The result follows from applying the entropy chain rule in $2$ different ways. Let’s think about the entropy of the joint distribution of errors and crop choices, $(\widetilde{Z},\widetilde{X})$ , after the farmer see the price signal, $\widetilde{Y}$ . The entropy chain rule says that we can rewrite this quantity as:

(8) $\begin{align*} \mathrm{H}[\widetilde{Z},\widetilde{X}|\widetilde{Y}] &= \mathrm{H}[\widetilde{X}|\widetilde{Y}] + \underbrace{\mathrm{H}[\widetilde{Z}|\widetilde{X},\widetilde{Y}]}_{=0} \end{align*}$

where the second term on the right-hand side is $0$ since if you know the correct crop choice you will never make an error. Yet, we can also rewrite $\mathrm{H}[\widetilde{Z},\widetilde{X}|\widetilde{Y}]$ as follows using the exact same chain rule:

(9) $\begin{align*} \mathrm{H}[\widetilde{Z},\widetilde{X}|\widetilde{Y}] &= \mathrm{H}[\widetilde{Z}|\widetilde{Y}] + \mathrm{H}[\widetilde{X}|\widetilde{Z},\widetilde{Y}] \end{align*}$

It’s not like either $\widetilde{Z}$ or $\widetilde{X}$ has a privileged position in the joint distribution $(\widetilde{Z},\widetilde{X})$ !

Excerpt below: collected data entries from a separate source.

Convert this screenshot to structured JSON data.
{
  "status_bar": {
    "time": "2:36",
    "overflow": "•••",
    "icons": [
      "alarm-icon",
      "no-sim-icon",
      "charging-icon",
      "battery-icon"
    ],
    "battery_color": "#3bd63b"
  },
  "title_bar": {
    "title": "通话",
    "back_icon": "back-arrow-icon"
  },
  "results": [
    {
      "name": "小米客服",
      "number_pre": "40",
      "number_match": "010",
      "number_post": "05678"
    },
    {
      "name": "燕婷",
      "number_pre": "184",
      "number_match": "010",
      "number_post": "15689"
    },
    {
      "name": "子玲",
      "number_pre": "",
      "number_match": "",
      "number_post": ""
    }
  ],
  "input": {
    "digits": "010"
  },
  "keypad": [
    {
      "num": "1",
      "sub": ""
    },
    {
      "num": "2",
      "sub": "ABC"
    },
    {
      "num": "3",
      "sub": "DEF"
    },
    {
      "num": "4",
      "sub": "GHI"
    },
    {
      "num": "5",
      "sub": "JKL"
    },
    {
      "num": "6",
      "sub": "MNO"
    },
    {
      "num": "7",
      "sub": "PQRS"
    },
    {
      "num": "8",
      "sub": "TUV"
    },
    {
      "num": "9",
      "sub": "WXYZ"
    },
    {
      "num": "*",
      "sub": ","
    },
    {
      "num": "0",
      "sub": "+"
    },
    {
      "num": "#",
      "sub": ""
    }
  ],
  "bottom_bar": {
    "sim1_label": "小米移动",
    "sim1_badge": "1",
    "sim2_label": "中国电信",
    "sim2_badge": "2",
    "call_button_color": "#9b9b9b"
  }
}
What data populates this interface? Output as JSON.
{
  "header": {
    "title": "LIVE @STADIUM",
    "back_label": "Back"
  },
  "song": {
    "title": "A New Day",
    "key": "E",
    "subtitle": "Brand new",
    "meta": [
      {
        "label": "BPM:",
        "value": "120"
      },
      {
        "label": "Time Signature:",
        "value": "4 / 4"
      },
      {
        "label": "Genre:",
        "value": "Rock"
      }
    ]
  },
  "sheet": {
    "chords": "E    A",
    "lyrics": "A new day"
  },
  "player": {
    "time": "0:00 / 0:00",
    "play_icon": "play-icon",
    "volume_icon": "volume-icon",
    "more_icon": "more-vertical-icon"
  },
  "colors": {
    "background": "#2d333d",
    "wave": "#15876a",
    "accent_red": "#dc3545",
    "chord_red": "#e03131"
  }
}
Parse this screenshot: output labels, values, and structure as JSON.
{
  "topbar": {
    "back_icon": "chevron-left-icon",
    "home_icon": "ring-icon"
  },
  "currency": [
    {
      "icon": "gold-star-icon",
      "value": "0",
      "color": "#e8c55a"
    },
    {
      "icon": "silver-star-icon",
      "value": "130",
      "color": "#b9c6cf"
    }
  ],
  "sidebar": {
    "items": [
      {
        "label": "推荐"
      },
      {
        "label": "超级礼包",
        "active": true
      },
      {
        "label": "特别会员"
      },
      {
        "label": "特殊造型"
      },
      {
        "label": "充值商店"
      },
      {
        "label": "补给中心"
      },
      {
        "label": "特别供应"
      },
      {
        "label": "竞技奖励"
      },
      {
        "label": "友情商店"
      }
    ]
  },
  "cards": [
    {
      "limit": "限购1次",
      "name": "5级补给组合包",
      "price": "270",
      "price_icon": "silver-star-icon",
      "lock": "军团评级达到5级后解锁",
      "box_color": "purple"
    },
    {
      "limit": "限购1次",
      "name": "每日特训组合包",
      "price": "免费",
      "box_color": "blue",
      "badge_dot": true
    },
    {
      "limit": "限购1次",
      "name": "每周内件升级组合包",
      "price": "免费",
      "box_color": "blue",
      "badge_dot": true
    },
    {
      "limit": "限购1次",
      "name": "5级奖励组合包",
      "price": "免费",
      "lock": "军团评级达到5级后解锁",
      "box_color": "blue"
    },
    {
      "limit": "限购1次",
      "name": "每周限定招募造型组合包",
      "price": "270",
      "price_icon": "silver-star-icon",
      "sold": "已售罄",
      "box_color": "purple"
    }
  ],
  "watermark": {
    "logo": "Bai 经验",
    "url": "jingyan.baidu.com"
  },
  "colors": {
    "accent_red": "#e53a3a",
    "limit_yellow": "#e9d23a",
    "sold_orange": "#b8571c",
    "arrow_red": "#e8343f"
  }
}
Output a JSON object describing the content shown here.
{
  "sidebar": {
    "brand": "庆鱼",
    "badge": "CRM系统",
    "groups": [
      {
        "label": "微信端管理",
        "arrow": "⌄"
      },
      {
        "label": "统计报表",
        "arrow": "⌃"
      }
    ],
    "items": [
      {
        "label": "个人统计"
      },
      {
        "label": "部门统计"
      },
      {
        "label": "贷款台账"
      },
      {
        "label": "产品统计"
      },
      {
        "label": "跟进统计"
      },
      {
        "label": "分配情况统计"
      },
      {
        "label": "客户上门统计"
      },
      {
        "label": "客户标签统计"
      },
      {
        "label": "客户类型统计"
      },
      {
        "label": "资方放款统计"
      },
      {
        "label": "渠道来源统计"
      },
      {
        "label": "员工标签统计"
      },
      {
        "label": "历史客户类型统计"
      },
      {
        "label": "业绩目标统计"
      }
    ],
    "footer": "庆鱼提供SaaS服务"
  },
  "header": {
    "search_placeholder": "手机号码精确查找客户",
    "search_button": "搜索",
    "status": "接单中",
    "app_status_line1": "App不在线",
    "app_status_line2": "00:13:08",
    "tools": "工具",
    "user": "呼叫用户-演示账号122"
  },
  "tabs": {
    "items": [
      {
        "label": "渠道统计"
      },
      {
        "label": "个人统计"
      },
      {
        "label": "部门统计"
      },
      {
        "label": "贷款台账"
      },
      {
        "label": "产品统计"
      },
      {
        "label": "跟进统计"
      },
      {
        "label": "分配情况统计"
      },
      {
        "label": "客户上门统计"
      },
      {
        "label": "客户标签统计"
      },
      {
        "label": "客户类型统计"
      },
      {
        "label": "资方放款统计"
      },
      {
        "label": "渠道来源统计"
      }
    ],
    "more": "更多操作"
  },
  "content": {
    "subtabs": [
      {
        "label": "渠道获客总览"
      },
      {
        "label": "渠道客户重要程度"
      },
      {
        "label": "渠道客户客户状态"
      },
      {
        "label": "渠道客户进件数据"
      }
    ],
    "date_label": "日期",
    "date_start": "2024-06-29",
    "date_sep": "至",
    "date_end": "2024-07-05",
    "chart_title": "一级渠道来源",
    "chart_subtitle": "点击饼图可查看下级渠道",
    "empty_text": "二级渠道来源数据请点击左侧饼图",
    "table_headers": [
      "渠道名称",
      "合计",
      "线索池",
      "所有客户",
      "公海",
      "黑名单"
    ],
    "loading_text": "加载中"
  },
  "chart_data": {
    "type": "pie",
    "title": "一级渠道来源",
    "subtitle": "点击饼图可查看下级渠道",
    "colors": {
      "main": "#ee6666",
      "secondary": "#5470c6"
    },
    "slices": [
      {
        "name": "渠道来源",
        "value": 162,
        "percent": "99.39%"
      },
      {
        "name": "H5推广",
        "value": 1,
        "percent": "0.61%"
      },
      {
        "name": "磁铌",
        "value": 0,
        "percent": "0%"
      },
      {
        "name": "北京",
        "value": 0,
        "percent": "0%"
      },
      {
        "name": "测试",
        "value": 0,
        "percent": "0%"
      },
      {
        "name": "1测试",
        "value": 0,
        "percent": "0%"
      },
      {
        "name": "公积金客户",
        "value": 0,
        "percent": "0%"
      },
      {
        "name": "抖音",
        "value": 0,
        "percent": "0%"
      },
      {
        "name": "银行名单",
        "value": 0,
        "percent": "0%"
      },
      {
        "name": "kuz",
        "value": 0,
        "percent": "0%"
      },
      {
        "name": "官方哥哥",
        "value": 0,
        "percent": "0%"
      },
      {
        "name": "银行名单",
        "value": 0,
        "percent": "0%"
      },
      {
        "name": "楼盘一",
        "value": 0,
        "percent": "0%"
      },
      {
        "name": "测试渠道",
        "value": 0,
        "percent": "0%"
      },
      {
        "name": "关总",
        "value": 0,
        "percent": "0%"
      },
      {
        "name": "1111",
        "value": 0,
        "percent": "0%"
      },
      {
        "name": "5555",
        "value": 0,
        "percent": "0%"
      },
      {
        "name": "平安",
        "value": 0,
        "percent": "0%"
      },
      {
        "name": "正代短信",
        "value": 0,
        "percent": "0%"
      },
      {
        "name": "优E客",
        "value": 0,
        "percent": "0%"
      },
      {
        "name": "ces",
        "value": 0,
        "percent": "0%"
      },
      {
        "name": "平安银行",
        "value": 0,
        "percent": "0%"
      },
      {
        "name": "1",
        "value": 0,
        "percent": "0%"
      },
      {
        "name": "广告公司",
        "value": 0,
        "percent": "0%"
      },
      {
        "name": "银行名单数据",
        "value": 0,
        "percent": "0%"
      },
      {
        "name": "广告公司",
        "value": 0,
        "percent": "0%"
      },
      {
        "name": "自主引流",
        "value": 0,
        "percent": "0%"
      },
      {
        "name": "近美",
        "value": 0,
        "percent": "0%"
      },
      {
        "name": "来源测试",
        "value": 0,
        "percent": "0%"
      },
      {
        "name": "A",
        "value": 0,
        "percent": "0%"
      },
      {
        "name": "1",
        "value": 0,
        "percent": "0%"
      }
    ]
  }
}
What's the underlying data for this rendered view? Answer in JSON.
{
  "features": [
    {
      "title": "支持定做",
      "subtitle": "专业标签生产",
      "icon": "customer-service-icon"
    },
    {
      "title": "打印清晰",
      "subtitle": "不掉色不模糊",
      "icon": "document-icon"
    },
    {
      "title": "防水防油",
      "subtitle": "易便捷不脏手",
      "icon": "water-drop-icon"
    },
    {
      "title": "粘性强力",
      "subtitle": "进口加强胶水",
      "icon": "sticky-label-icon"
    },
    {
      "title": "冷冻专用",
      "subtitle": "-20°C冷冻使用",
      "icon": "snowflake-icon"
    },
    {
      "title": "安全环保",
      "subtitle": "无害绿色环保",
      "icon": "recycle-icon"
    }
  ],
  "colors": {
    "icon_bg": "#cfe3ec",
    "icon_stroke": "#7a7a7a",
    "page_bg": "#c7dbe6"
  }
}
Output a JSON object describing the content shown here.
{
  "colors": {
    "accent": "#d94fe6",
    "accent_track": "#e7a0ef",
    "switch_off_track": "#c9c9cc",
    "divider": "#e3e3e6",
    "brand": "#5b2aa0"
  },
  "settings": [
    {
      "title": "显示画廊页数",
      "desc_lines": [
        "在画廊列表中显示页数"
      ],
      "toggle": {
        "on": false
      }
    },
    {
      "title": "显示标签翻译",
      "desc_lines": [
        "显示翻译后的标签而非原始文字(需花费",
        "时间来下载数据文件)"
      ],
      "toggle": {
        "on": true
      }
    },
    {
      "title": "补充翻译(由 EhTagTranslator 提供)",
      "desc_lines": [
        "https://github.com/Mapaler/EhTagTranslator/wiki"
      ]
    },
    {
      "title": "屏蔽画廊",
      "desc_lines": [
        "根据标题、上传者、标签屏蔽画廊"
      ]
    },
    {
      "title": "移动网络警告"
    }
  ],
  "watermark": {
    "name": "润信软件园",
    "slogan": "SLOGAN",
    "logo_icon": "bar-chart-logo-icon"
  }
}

Applying the chain rule in $2$ ways then leaves us with the equation:

(10) $\begin{align*} \mathrm{H}[\widetilde{Z}|\widetilde{Y}] + \mathrm{H}[\widetilde{X}|\widetilde{Z},\widetilde{Y}] & = \mathrm{H}[\widetilde{X}|\widetilde{Y}] \end{align*}$

The first term on the left-hand side is bounded above by:

(11) $\begin{align*} \mathrm{H}[\widetilde{Z}|\widetilde{Y}] \leq \mathrm{H}[\widetilde{Z}] \leq 1 \end{align*}$

since conditioning on a random variable weakly lowers entropy and a binary choice variable has at most $1$ bit of information. Rewriting the second term on the left-hand side as follows:

(12) $\begin{align*} \mathrm{H}[\widetilde{X}|\widetilde{Z},\widetilde{Y}] &= \mathrm{Pr}[\widetilde{Z} = 0] \cdot \underbrace{\mathrm{H}[\widetilde{X}|\widetilde{Z} = 0,\widetilde{Y}]}_{=0} + \mathrm{Pr}[\widetilde{Z} = 1] \cdot \mathrm{H}[\widetilde{X}|\widetilde{Z} = 1,\widetilde{Y}] \end{align*}$

then gives the desired result since the uniform distribution maximizes a discrete variable’s entropy:

(13) $\begin{align*} \mathrm{H}[\widetilde{X}|\widetilde{Z} = 1,\widetilde{Y}] \leq \log_2(N - 1) \leq \log_2(N) \end{align*}$

5. Application

Now let’s consider an application. Suppose that the farmer can plant $N=4$ different crops: 1) corn, 2) wheat, 3) soy, and 4) rice. Let $\widetilde{X}$ denote the most profitable of these crops to plant, and let $\widetilde{Y}$ denote the crop with the highest current futures price. Suppose the choice and price variables have the following joint distribution:

(14) $\begin{align*} \bordermatrix{~ & x_1 & x_2 & x_3 & x_4 \cr y_1 & \sfrac{1}{8} & \sfrac{1}{16} & \sfrac{1}{32} & \sfrac{1}{32} \cr y_2 & \sfrac{1}{16} & \sfrac{1}{8} & \sfrac{1}{32} & \sfrac{1}{32} \cr y_3 & \sfrac{1}{16} & \sfrac{1}{16} & \sfrac{1}{16} & \sfrac{1}{16} \cr y_4 & \sfrac{1}{4} & 0 & 0 & 0 \cr} \end{align*}$

e.g., this table reads that $25{\scriptstyle \%}$ of time rice has the highest futures contract price, and conditional on rice having the highest future price the farmer should always plant corn the following year. In this world, the conditional entropy of the farmer’s decision after seeing the price signal is given by:

(15) $\begin{align*} \mathrm{H}[\widetilde{X}|\widetilde{Y}] &= \sum_{n=1}^4 \mathrm{Pr}[\widetilde{Y} = y_n] \cdot \mathrm{H}[\widetilde{X}|\widetilde{Y} = y_n] = \sfrac{11}{8} \end{align*}$

in units of bits.

Here’s the punchline. If we rearrange Fano’s inequality to isolate the error rate on the left-hand side, we see that there is no way for the farmer to plant the right crop more that $\sfrac{13}{16} \approx 81{\scriptstyle \%}$ of the time:

(16) $\begin{align*} \mathrm{E}[Z] \geq \frac{\mathrm{H}[X|Y] - 1}{\log_2(N)} = \frac{\sfrac{11}{8} - 1}{\log_2(4)} = \frac{3}{16} \end{align*}$

What’s more, this result is independent of how the farmer incorporates the price information.